I am solving one simple problem just for fun. The problem is as follows.
$n$ people have to be seated randomly in a cinema hall which has $(n+k)$ seats.
What is the probability that in this process, some fixed $m$ places ($m \leq n$) get occupied/taken?
The book gives this answer:
${{n} \choose {m}} \cdot {{n-k-m}\choose{n-m}} / {{n+k} \choose {n}}$
There are 2 things I don't like here:
1) I think that ${{n-k-m}\choose{n-m}}$ is obviously a typo and should read ${{n + k-m}\choose{n-m}}$ Why? Well to say the least $n-k-m \leq n-m$ so this binomial coefficient does not make much sense here.
2) This answer seems to treat the $n$ people as indistinguishable which is strange. Since these are $n$ people/persons these are $n$ different people (we can never have identical people, let alone $n$ of them, even twins are different persons). Thus it makes more sense to treat the people as distinguishable. So the order in which the people take the places also matters, right?
But in that case I am getting this answer:
${{n} \choose {m}} \cdot m! \cdot {{n + k-m}\choose{n-m}} \cdot (n-m)! / ( {{n+k} \choose {n}} \cdot n! ) $
What is your opinion of these two items? Am I correct in both or at least in one of them?
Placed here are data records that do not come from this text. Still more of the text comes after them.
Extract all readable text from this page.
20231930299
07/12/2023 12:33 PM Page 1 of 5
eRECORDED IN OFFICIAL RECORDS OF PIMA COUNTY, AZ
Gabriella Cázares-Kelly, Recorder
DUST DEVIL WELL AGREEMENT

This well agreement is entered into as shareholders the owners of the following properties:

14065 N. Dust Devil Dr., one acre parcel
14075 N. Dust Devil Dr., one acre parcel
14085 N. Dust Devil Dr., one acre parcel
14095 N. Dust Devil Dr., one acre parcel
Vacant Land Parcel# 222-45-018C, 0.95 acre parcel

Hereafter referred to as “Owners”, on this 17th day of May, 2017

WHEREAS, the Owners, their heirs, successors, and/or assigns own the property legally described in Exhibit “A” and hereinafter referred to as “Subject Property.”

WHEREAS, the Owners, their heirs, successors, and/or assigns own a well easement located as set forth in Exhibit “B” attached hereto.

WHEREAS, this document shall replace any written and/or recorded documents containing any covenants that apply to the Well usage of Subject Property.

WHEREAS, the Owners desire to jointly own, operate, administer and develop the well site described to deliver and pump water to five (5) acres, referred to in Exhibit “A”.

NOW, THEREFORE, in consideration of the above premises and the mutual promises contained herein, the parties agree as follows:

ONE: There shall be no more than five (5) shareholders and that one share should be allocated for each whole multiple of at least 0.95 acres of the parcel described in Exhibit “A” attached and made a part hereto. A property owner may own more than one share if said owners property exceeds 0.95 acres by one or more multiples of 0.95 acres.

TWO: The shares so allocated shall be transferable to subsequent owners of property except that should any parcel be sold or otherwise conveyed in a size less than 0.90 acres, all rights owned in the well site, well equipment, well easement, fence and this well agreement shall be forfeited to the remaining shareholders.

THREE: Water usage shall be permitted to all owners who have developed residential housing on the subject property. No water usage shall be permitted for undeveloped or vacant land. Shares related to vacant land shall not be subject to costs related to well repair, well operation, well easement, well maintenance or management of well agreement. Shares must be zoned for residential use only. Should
The term $\binom{n}{m}$ counts the number of ways $m$ of the $n$ people can occupy the specified $m$ seats. That leaves $n + k - m$ seats available. The remaining people can occupy $n - m$ of them. Hence, the number of favorable cases is $$\binom{n}{m}\binom{n + k - m}{n - m}$$ as you suspected. The denominator $\binom{n + k}{n}$ represents the number of ways the $n$ people can select $n$ of the $n + k$ seats in the theater.
The people are distinguishable in the sense that we are selecting which $m$ of the $n$ people sit in the designated seats. What does not matter is which particular person sits in which particular seat, just which seats are occupied.